骄奢肆意的貌美小姑娘,怎么会和严肃清廉的裴御史相处融洽?让这两个人生活在同一个屋檐下,估计就是针尖对麦芒了,谁都不习惯谁。
“这下有意思了,裴大人虽然君子谦和,但是为人处世坚守底线,其实是非常坚定强势的性格。

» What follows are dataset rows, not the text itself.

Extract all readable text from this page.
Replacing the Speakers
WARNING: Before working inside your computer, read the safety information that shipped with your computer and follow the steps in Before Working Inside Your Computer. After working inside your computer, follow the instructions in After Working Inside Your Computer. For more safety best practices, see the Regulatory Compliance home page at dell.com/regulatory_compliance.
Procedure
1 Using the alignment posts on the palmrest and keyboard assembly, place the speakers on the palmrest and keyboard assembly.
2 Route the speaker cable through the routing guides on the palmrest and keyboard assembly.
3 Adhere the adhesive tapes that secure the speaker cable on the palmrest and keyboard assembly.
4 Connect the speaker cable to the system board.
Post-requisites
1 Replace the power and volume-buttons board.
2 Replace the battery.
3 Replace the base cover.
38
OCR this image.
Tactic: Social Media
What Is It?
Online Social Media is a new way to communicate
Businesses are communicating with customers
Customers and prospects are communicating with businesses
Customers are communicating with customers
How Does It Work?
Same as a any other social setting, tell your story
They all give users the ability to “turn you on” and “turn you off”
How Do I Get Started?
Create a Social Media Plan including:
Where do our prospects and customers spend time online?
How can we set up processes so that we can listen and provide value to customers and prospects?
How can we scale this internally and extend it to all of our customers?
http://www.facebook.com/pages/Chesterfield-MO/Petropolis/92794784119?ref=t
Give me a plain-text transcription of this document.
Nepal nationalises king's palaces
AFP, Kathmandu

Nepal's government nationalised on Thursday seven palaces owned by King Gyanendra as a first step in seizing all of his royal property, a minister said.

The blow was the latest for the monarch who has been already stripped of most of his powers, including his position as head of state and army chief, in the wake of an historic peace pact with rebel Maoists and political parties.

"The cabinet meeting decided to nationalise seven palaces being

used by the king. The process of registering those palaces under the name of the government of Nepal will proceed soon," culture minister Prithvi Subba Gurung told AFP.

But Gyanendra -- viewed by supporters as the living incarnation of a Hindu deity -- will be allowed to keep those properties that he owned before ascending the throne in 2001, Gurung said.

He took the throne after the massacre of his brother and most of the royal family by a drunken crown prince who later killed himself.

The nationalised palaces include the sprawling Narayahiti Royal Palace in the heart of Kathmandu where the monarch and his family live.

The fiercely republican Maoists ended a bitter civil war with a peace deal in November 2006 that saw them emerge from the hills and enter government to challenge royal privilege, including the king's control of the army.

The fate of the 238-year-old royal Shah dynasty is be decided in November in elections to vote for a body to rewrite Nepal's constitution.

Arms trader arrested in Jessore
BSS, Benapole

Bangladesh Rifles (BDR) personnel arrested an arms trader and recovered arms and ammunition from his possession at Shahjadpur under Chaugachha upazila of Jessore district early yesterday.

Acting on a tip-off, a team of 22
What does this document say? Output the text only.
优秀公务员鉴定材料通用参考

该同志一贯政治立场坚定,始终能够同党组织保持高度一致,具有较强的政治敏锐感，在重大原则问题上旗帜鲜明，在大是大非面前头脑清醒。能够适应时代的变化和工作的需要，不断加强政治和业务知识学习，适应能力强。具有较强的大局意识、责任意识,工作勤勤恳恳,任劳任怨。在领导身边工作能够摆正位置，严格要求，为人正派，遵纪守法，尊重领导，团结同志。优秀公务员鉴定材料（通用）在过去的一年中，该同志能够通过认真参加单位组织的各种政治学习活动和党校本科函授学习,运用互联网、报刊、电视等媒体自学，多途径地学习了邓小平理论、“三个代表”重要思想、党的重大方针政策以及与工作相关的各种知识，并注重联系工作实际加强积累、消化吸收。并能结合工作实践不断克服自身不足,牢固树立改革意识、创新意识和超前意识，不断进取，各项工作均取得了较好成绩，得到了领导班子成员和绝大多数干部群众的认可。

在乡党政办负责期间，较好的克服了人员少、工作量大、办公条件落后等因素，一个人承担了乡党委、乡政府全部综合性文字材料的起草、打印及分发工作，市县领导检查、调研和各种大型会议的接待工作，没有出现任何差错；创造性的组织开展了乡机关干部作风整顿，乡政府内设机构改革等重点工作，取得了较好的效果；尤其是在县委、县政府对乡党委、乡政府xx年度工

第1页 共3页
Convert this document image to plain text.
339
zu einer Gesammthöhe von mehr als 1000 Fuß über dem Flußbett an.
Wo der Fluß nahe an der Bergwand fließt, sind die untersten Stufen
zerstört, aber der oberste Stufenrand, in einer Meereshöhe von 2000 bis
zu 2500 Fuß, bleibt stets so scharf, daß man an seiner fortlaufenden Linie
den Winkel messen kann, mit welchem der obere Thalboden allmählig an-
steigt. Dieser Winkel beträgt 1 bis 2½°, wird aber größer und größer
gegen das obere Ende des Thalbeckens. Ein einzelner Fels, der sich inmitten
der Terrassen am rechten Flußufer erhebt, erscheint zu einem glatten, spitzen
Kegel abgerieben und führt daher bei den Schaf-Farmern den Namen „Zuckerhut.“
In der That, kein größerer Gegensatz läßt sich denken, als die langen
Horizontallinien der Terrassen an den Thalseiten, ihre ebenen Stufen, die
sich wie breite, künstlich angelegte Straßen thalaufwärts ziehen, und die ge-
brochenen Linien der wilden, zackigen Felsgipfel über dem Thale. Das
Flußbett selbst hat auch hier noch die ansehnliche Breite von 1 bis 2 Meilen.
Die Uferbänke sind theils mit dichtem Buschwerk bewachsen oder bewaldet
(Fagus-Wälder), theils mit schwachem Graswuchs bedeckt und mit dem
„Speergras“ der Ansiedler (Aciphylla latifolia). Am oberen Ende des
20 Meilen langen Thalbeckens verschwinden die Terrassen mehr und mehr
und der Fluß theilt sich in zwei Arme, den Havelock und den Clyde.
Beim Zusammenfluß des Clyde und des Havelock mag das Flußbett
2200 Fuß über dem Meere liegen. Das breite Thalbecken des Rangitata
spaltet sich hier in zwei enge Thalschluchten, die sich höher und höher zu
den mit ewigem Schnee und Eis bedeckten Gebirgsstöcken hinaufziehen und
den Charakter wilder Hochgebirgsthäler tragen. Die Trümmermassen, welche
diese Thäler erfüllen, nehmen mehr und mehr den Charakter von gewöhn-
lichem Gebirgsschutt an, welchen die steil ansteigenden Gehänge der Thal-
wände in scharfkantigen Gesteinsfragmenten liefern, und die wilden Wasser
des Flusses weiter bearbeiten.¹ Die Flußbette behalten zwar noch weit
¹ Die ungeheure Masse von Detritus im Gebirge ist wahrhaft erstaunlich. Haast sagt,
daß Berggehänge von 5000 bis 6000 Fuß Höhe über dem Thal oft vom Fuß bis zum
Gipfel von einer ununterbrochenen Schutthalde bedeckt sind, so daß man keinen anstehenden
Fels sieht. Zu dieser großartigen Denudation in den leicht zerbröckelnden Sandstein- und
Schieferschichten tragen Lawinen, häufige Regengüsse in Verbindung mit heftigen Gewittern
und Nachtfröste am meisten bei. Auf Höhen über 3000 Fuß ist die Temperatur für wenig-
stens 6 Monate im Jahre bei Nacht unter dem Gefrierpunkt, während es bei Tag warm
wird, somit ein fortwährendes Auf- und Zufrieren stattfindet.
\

那个苏语嫣也是个不能受委屈的,手中有钱有人,两人相处久了,肯定要有大矛盾的,到时候,千万别闹得把裴府的房顶掀了。”
望着裴玄离宫远去的背影,吏部侍郎钱大人发出感叹。
他身边的同僚笑着调侃:“钱大人,如果你的语气不是这么幸灾乐祸的话,我还相信你是真的关心裴大人呢,哈哈哈。”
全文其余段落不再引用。